On the campaign trail, Hillary Clinton and Donald Trump are arch rivals flinging dirt at each other. But in real life, they were acquaintances, even friends — far from daggers drawn.
When Clinton was New York senator from 2001 to 2009, Trump was the flamboyant real estate tycoon and reality TV star who built his fortune in Manhattan: they moved in the same elite circles that mixed business, politics and celebrity.
Trump saw qualities in Clinton and donated to her campaign. She was a guest at his third marriage in Palm Beach, Florida in January 2005.
Bill Clinton, who had fascinated Trump for years, was also at the sumptuous reception for 400 guests at Mar-a-Lago, the billionaire's glittering home where Michael Jackson spent his honeymoon with Lisa Marie Presley.
Trump's ties to the Clintons go back to Bill's presidency from 1993 to 2001. The presidential library is set this week to release around 500 pages of documents on Trump, including "birthday notes" sent from Clinton to Trump and details about Trump invitations to the White House, according to the National Archives.
In 2001, when the Clintons left the White House, Trump suggested that they set up home in one of the Trump skyscrapers in Manhattan, although the Clintons had bought a home in Chappaqua some years before.
In 2007, Trump also said that he hoped Hillary Clinton would be the Democratic nominee for president.
In July 2008, photos emerged showing the former president playing golf with Trump, and former New York mayors Michael Bloomberg and Rudy Giuliani on a course owned by Trump near the Clinton home in Chappaqua, upstate New York.
- Terrific woman -
In 2012 Trump praised Hillary Clinton as "a terrific woman." "I am biased because I have known her for years. I live in New York. She lives in New York. I really like her and her husband both a lot," he said on Fox News.
But the 2016 campaign has turned them into enemies. Trump routinely slams Clinton as "the worst secretary of state in the history of the United States." Clinton has called him a "racist" and a "misogynist" and accuses him of dividing the country.
If the Clintons were at Trump's wedding, it was because he asked them to attend after donating to the Clinton Foundation, he told the first televised Republican debate last August. "With Hillary Clinton I said 'be at my wedding' and she came to my wedding," he said. "You know why? She had no choice because I gave," he added.
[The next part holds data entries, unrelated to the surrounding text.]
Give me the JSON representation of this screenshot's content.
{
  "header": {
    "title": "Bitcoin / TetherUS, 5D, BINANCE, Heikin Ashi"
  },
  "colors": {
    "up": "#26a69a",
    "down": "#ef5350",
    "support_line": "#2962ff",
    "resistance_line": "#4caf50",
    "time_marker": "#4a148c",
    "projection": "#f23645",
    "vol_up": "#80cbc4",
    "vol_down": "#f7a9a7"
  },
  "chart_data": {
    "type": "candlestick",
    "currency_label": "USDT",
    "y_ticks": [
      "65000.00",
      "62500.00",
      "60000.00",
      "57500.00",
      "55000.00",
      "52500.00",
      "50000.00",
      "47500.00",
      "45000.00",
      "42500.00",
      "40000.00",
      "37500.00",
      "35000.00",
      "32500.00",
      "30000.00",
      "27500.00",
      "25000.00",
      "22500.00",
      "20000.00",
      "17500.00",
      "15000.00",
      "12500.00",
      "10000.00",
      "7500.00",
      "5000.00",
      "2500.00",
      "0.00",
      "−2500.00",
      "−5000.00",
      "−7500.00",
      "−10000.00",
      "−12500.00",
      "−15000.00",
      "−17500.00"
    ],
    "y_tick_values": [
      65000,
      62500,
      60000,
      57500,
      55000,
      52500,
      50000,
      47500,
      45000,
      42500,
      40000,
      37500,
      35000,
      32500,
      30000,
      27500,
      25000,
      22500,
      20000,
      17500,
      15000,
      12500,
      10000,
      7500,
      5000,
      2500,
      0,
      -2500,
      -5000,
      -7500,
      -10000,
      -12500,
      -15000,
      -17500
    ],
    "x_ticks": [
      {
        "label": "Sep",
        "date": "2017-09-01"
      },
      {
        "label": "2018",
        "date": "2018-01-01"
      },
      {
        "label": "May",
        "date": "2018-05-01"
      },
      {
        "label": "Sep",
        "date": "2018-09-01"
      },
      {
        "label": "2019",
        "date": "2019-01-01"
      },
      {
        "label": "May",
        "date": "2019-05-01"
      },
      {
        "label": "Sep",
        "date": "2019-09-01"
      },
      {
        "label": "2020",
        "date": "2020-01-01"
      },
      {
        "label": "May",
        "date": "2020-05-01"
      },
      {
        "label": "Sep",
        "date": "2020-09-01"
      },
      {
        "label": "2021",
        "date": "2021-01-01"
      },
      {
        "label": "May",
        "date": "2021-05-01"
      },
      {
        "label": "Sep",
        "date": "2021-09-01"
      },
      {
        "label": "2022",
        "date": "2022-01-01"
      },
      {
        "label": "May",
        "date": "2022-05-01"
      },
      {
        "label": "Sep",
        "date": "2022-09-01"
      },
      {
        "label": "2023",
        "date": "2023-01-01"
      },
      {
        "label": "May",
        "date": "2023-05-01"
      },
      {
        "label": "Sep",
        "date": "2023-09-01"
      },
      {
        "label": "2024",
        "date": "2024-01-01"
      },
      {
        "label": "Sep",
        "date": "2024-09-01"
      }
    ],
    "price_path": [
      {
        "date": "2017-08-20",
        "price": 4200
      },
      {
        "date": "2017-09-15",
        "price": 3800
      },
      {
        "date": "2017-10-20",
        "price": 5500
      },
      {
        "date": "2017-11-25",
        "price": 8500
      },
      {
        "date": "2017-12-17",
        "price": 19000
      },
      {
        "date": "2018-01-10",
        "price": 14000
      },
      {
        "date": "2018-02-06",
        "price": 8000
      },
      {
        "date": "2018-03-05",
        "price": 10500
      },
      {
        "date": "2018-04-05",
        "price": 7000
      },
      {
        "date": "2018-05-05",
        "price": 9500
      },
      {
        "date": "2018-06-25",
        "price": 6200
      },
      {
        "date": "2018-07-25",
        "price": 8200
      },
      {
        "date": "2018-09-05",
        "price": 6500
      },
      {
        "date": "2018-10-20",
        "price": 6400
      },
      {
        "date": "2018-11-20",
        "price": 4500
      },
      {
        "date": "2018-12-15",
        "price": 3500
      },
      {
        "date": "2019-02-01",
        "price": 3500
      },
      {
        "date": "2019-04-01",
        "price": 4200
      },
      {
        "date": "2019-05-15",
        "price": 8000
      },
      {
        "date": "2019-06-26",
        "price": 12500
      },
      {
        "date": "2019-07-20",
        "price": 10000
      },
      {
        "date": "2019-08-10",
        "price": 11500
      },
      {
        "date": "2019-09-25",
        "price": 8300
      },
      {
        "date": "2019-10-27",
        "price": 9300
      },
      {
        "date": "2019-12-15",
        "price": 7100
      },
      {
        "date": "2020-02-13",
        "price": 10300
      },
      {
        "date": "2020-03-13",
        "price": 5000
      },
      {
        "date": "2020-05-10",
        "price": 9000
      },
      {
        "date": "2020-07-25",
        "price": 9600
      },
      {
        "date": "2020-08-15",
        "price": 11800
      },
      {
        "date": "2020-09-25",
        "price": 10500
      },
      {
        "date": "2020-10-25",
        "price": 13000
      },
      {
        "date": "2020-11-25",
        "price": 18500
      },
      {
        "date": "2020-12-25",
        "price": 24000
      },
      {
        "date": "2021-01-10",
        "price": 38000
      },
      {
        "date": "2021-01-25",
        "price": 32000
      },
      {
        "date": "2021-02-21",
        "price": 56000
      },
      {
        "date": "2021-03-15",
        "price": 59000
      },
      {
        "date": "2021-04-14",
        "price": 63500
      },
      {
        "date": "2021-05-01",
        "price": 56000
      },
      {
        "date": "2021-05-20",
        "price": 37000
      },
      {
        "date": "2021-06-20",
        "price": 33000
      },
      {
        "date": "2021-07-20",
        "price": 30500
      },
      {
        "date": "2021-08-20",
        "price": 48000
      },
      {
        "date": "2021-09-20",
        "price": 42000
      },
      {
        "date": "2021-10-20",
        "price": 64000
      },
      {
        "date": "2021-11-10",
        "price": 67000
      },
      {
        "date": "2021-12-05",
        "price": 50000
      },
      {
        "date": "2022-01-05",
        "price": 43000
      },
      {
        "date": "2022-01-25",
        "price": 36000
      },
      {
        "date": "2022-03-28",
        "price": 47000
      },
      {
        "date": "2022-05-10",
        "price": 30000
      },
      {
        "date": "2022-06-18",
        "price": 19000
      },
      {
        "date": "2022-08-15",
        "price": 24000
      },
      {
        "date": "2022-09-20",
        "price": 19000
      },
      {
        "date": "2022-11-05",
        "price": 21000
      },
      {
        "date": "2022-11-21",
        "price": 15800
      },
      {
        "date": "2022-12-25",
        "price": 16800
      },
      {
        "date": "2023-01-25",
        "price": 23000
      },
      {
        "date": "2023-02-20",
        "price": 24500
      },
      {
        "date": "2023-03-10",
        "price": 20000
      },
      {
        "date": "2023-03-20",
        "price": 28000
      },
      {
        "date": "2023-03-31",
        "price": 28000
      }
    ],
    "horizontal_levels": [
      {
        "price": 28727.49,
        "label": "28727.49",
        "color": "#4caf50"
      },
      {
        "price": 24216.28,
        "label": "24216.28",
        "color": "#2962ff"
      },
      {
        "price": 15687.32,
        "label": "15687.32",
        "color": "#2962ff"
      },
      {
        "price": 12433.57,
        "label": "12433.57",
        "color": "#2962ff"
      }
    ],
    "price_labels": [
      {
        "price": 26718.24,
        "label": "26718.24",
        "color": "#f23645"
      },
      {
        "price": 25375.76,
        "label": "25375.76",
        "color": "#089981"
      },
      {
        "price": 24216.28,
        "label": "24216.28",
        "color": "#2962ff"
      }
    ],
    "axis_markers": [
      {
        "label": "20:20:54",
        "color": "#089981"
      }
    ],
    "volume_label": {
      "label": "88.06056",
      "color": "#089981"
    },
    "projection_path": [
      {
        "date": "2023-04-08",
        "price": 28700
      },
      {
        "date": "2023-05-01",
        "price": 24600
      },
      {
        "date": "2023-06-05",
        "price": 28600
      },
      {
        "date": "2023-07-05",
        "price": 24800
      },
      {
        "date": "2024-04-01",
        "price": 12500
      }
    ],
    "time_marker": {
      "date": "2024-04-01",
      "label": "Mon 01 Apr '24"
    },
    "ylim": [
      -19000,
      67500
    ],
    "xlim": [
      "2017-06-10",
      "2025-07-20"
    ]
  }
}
"I was a businessman. I give to everybody. When they call, I give. And you know what? When I need something from them, two years later, three years later, I call them, and they are there for me."
In the 2000s, Trump donated $4,100 to Clinton's campaign for the Senate, according to Politifact. He also gave more than $100,000 to the Clinton Foundation.
Clinton has lost no time distancing herself from the man who has insulted Mexicans, women and called for a ban on Muslims entering the United States.
"I didn't know him that well," she said in August. "I thought it would be fun to go to his wedding because it's always entertaining. Now that he's running for president, it's a little more troubling," she added.
"He was basically a Democrat before he was a Republican," she said in January in Iowa. "He was supportive of Democrats and supportive of a lot of causes I care about and people I knew cared about."
But Clinton-Trump relations went beyond the realm of purely business and politics. Their daughters, Chelsea and Ivanka, 36 and 34 years old respectively have also been friends.
They were introduced by their husbands and live close to each other in Manhattan. They are both young mothers and again move in similar circles. In the September edition of People magazine, Chelsea praised Ivanka.
"I do believe that friendship is more important than politics," she said. "I'm really grateful that Ivanka's my friend."
But in a campaign where personal attacks have become the norm, the young women — who have both stumped with their parents — have reportedly kept a distance.
Clinton meanwhile insists she was never friends with the brash billionaire.
"We were not friends," she told People magazine. "We knew each other, obviously, in New York. I knew a lot of people."